Speaking of education, he added that only small pool of graduates have degrees in science, technology, engineering, and math (STEM).
“We can’t find people to actually help us solve those problems,” Liveris said. “And when we shut out immigration, it’s even worse. So we are in deficit of the skills and training needed to help everybody solve this problem.”
Liveris believes that there needs to be a public-private partnership model that helps bring people along while addressing climate change.
For Branson, solving climate change is “one of the great opportunities for the world.”

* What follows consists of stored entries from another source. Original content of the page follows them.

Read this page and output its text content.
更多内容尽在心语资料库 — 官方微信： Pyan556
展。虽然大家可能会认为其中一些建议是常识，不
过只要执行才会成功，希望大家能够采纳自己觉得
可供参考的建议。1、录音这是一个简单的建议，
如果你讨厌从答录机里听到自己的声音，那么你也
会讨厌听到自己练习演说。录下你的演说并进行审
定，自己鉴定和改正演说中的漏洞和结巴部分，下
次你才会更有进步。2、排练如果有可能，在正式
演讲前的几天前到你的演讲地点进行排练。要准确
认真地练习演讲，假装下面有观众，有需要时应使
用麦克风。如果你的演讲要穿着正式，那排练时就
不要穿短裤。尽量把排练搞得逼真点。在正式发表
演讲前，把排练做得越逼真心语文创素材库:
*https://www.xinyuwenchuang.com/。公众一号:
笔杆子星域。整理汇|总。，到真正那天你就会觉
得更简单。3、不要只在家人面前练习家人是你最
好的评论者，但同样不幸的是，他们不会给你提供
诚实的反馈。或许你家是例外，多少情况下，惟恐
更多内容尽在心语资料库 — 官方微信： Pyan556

He envisions a future where animals no longer have to be slaughtered for meat, which contributes significantly to pollution. He also sees a future where planes and cars are powered by batteries and homes run on clean fuels. These sorts of innovations would also be much more economical.
“If the whole world can be powered forever on roughly $25 per barrel for energy that suddenly means companies can make more money, people can make more money; hospitals can charge less. The knock-on effect to the global economy is enormous,” Branson said. “What companies need to realize, pushing to be carbon neutral by 2030, 2040, 2050 is sort of the final stop gap, should be good business sense for them, for the economy, for the people.”
Branson later told Yahoo Finance that his vision for a new kind of capitalism is one where investors put their money in companies that make a difference.
“I think it’s positive capitalism that invests in purpose-driven companies that can solve the problems of the world. So, as much as possible when you have three opportunities to invest in something, choose, and you haven’t got an infinite amount of money, spend that money on something that’s going to make a positive difference in the world. And actually, I expect you’ll get a better return as well.”